Contudo, embora não seja a forma que escolhi para “pensar” a canção e tomar minhas decisões interpretativas, não posso deixar de destacar que a linha do piano tem uma organização diferente da apresentada acima e, logo após os quatro primeiros compassos introdutórios, apresenta uma estrutura A – A’ – A’’ – formada por 14 compassos que se repetem duas vezes, sendo a terceira incompleta (c. 05-18; c. 19-32; c. 33-42). Com exceção dos quatro compassos introdutórios, a escrita pianística é bastante regular, com repetição de materiais, baseada no contraponto e no uso bastante recorrente do intervalo de quartas, seja de forma melódica como acordes arpejados, seja de forma harmônica, com acordes de quartas sobrepostas.

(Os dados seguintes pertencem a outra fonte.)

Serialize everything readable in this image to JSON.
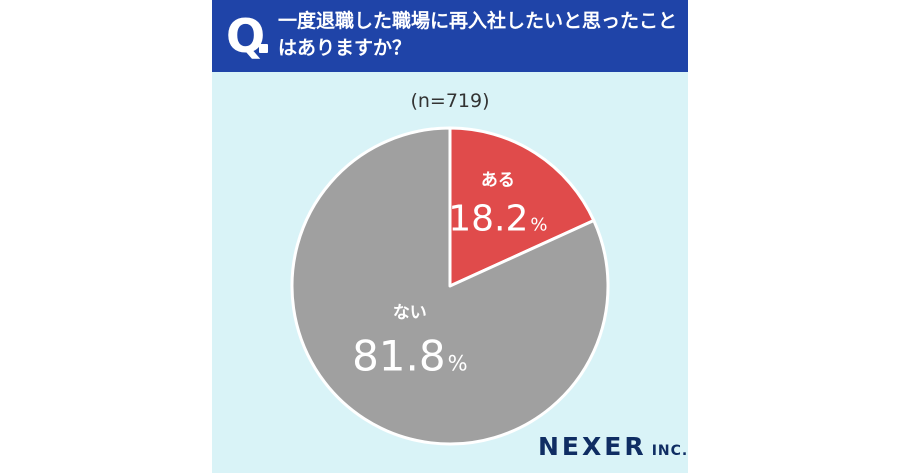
{
  "question": {
    "mark": "Q",
    "text": "一度退職した職場に再入社したいと思ったことはありますか？"
  },
  "sample_size": "(n=719)",
  "brand": {
    "name": "NEXER",
    "suffix": "INC."
  },
  "colors": {
    "header": "#1f44a8",
    "background": "#d9f3f7",
    "yes": "#e04b4b",
    "no": "#a0a0a0"
  },
  "chart_data": {
    "type": "pie",
    "title": "一度退職した職場に再入社したいと思ったことはありますか？",
    "slices": [
      {
        "label": "ある",
        "value": 18.2,
        "color": "#e04b4b"
      },
      {
        "label": "ない",
        "value": 81.8,
        "color": "#a0a0a0"
      }
    ],
    "unit": "%"
  }
}
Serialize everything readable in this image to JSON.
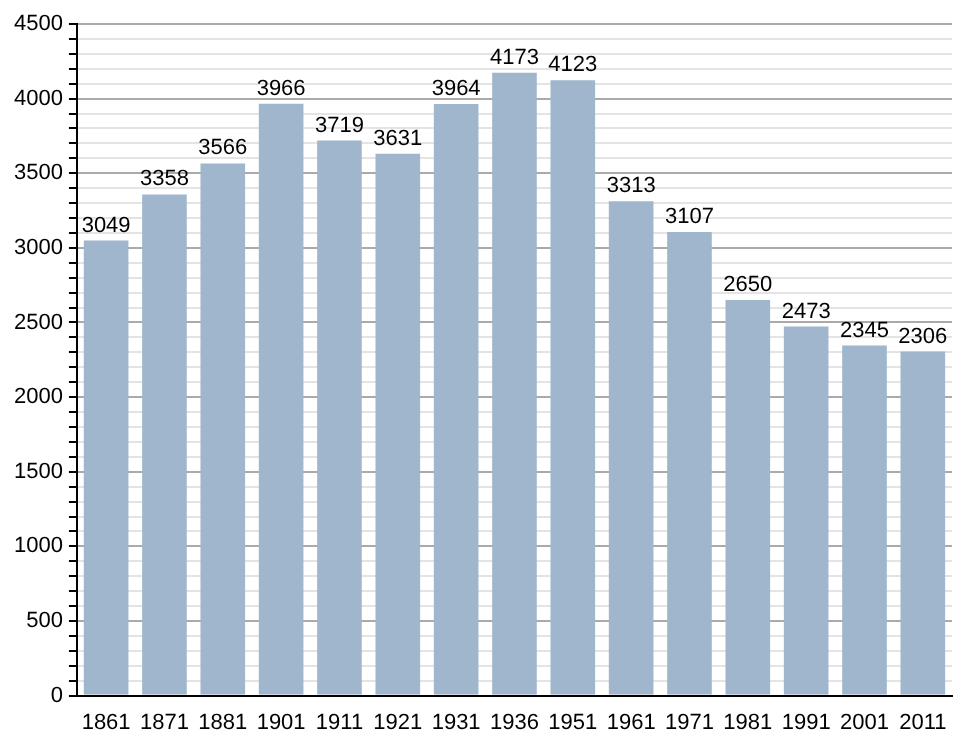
{
  "chart_data": {
    "type": "bar",
    "categories": [
      "1861",
      "1871",
      "1881",
      "1901",
      "1911",
      "1921",
      "1931",
      "1936",
      "1951",
      "1961",
      "1971",
      "1981",
      "1991",
      "2001",
      "2011"
    ],
    "values": [
      3049,
      3358,
      3566,
      3966,
      3719,
      3631,
      3964,
      4173,
      4123,
      3313,
      3107,
      2650,
      2473,
      2345,
      2306
    ],
    "color": "#9fb6cd",
    "ylim": [
      0,
      4500
    ],
    "yticks": [
      0,
      {
        "value": 100,
        "label": null
      },
      {
        "value": 200,
        "label": null
      },
      {
        "value": 300,
        "label": null
      },
      {
        "value": 400,
        "label": null
      },
      500,
      {
        "value": 600,
        "label": null
      },
      {
        "value": 700,
        "label": null
      },
      {
        "value": 800,
        "label": null
      },
      {
        "value": 900,
        "label": null
      },
      1000,
      {
        "value": 1100,
        "label": null
      },
      {
        "value": 1200,
        "label": null
      },
      {
        "value": 1300,
        "label": null
      },
      {
        "value": 1400,
        "label": null
      },
      1500,
      {
        "value": 1600,
        "label": null
      },
      {
        "value": 1700,
        "label": null
      },
      {
        "value": 1800,
        "label": null
      },
      {
        "value": 1900,
        "label": null
      },
      2000,
      {
        "value": 2100,
        "label": null
      },
      {
        "value": 2200,
        "label": null
      },
      {
        "value": 2300,
        "label": null
      },
      {
        "value": 2400,
        "label": null
      },
      2500,
      {
        "value": 2600,
        "label": null
      },
      {
        "value": 2700,
        "label": null
      },
      {
        "value": 2800,
        "label": null
      },
      {
        "value": 2900,
        "label": null
      },
      3000,
      {
        "value": 3100,
        "label": null
      },
      {
        "value": 3200,
        "label": null
      },
      {
        "value": 3300,
        "label": null
      },
      {
        "value": 3400,
        "label": null
      },
      3500,
      {
        "value": 3600,
        "label": null
      },
      {
        "value": 3700,
        "label": null
      },
      {
        "value": 3800,
        "label": null
      },
      {
        "value": 3900,
        "label": null
      },
      4000,
      {
        "value": 4100,
        "label": null
      },
      {
        "value": 4200,
        "label": null
      },
      {
        "value": 4300,
        "label": null
      },
      {
        "value": 4400,
        "label": null
      },
      4500
    ],
    "grid": "y",
    "data_labels": true
  }
}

Considerando minha divisão baseada na linha vocal (A e A’), posso ainda dizer que cada uma das seções é dividida em três frases de tamanho irregular, sendo as duas primeiras de menor duração e a terceira mais longa conforme figuras abaixo:

Frase 1

Frase 3

Figura 72 – Frases da seção A; melodia descendente, característica da modinha na canção Ai

momentos de físico amor... – c. 4-20.

Frase 1

Frase 2

Frase 3

Figura 73 – Frases da seção A’ na na canção Ai momentos de físico amor... – c. 25-42.

Martins (2004) enfatiza a independência da parte do piano em relação à linha do canto nesta canção, explicando a quebra que há no discurso musical entre as frases. Para ele, esta quebra não interrompe o fluxo, que é sempre “natural e comovente” (MARTINS, 2004, p. 167).

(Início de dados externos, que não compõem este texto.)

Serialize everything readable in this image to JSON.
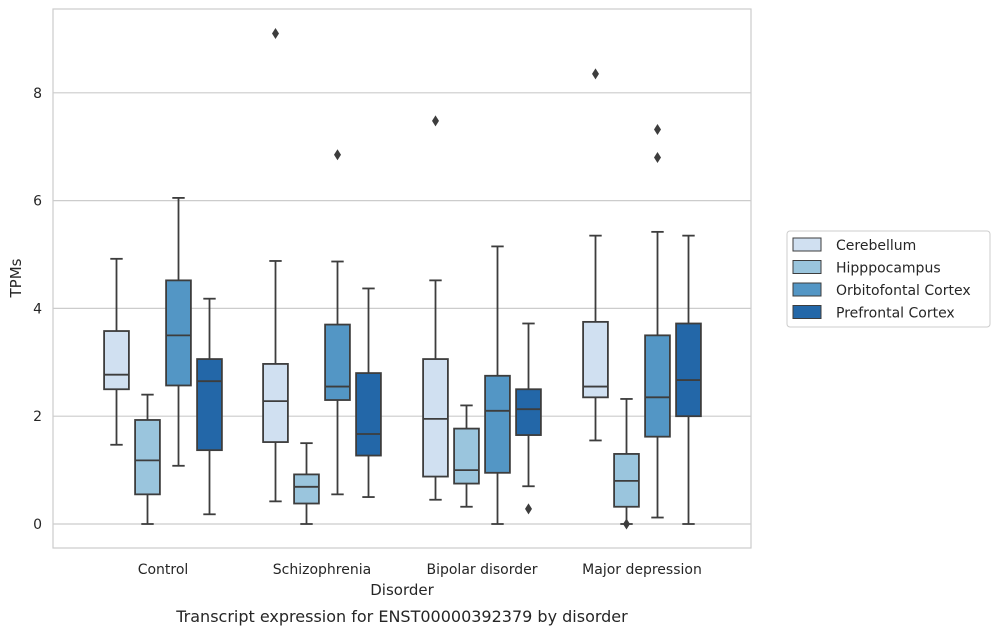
{
  "chart_data": {
    "type": "box",
    "title": "",
    "caption": "Transcript expression for ENST00000392379 by disorder",
    "xlabel": "Disorder",
    "ylabel": "TPMs",
    "ylim": [
      -0.4,
      9.6
    ],
    "yticks": [
      0,
      2,
      4,
      6,
      8
    ],
    "grid": "horizontal",
    "legend_position": "right",
    "categories": [
      "Control",
      "Schizophrenia",
      "Bipolar disorder",
      "Major depression"
    ],
    "series": [
      {
        "name": "Cerebellum",
        "color": "#d0e0f1",
        "boxes": [
          {
            "whisker_low": 1.47,
            "q1": 2.5,
            "median": 2.77,
            "q3": 3.58,
            "whisker_high": 4.92,
            "outliers": []
          },
          {
            "whisker_low": 0.42,
            "q1": 1.52,
            "median": 2.28,
            "q3": 2.97,
            "whisker_high": 4.88,
            "outliers": [
              9.1
            ]
          },
          {
            "whisker_low": 0.45,
            "q1": 0.88,
            "median": 1.95,
            "q3": 3.06,
            "whisker_high": 4.52,
            "outliers": [
              7.48
            ]
          },
          {
            "whisker_low": 1.55,
            "q1": 2.35,
            "median": 2.55,
            "q3": 3.75,
            "whisker_high": 5.35,
            "outliers": [
              8.35
            ]
          }
        ]
      },
      {
        "name": "Hipppocampus",
        "color": "#9ac5dd",
        "boxes": [
          {
            "whisker_low": 0.0,
            "q1": 0.55,
            "median": 1.18,
            "q3": 1.93,
            "whisker_high": 2.4,
            "outliers": []
          },
          {
            "whisker_low": 0.0,
            "q1": 0.38,
            "median": 0.69,
            "q3": 0.92,
            "whisker_high": 1.5,
            "outliers": []
          },
          {
            "whisker_low": 0.32,
            "q1": 0.75,
            "median": 1.0,
            "q3": 1.77,
            "whisker_high": 2.2,
            "outliers": []
          },
          {
            "whisker_low": 0.0,
            "q1": 0.32,
            "median": 0.8,
            "q3": 1.3,
            "whisker_high": 2.32,
            "outliers": [
              0.0
            ]
          }
        ]
      },
      {
        "name": "Orbitofontal Cortex",
        "color": "#5396c5",
        "boxes": [
          {
            "whisker_low": 1.08,
            "q1": 2.57,
            "median": 3.5,
            "q3": 4.52,
            "whisker_high": 6.05,
            "outliers": []
          },
          {
            "whisker_low": 0.55,
            "q1": 2.3,
            "median": 2.55,
            "q3": 3.7,
            "whisker_high": 4.87,
            "outliers": [
              6.85
            ]
          },
          {
            "whisker_low": 0.0,
            "q1": 0.95,
            "median": 2.1,
            "q3": 2.75,
            "whisker_high": 5.15,
            "outliers": []
          },
          {
            "whisker_low": 0.12,
            "q1": 1.62,
            "median": 2.35,
            "q3": 3.5,
            "whisker_high": 5.42,
            "outliers": [
              7.32,
              6.8
            ]
          }
        ]
      },
      {
        "name": "Prefrontal Cortex",
        "color": "#2367a8",
        "boxes": [
          {
            "whisker_low": 0.18,
            "q1": 1.37,
            "median": 2.65,
            "q3": 3.06,
            "whisker_high": 4.18,
            "outliers": []
          },
          {
            "whisker_low": 0.5,
            "q1": 1.27,
            "median": 1.67,
            "q3": 2.8,
            "whisker_high": 4.37,
            "outliers": []
          },
          {
            "whisker_low": 0.7,
            "q1": 1.65,
            "median": 2.13,
            "q3": 2.5,
            "whisker_high": 3.72,
            "outliers": [
              0.28
            ]
          },
          {
            "whisker_low": 0.0,
            "q1": 2.0,
            "median": 2.67,
            "q3": 3.72,
            "whisker_high": 5.35,
            "outliers": []
          }
        ]
      }
    ]
  },
  "colors": {
    "edge": "#3d3d3d",
    "grid": "#cccccc",
    "frame": "#cccccc"
  }
}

Em algumas das frases é possível observar características da modinha logo nos primeiros compassos, pois o contorno melódico é predominantemente descendente, característica deste tipo de canção, como já visto no primeiro capítulo deste trabalho.

A tessitura vocal é confortável para o cantor de classificação vocal média, em especial para vozes médias femininas. As notas mais agudas são sempre de passagem e as vogais favorecem uma boa emissão aliada a inteligibilidade do texto.

Figura 74 – Passagens em que a tessitura vocal atinge seu ápice na na canção Ai momentos de

físico amor... – c. 13-17; c. 31-32

A indicação inicial Improvisando merece especial atenção por parte dos intérpretes, pois, em toda canção, é possível verificar 14 indicações de rall. e a tempo. Em relação à centricidade, esta canção está mais próxima da tonalidade. O piano começa com um grande arpejo ascendente em intervalos de quartas sob o pedal de Mi, funcionando como uma introdução. Os seis primeiros compassos apresentam-se como um grande pedal da dominante de Lá, resolvendo-se nos c. 7 e 8, onde a tônica claramente se estabelece.

3.11.3. Relação texto-música e aspectos interpretativos

No décimo primeiro poema o personagem inicia a despedida. Com a interjeição Ai..., repetida duas vezes e que tanto pode ser de prazer quanto de dor, os ‘destroços’ do adeus são apaziguados pelo sossego do mar. Musicalmente, a canção inicia com a linha do piano fazendo um arpejo em quartas, entrando em seguida o canto, na mesma intensidade como um grito de gozo e lamento, antecipando as dores da inevitável partida.

Na segunda estrofe o personagem poético contempla a amante adormecida. O lirismo da linha melódica do canto em piano no v. 5 contrasta com o

forte súbito no verso seguinte: E... não sou eu (v. 6). As linhas do piano, por sua vez,

mais que acompanhar o canto, proporcionam estes contrastes: o interlúdio de quatro compassos entre as duas estrofes prepara o enlevo do personagem.

Enquanto a linha melódica do canto nos remete à modinha, as linhas do piano são inspiradas nas canções seresteiras do início do século XX, que eram

tocadas ao violão: os acordes arpejados na m.d. nos c. 08, 22 e 36, assim como os feitos ao violão, fazem referência direta a este instrumento.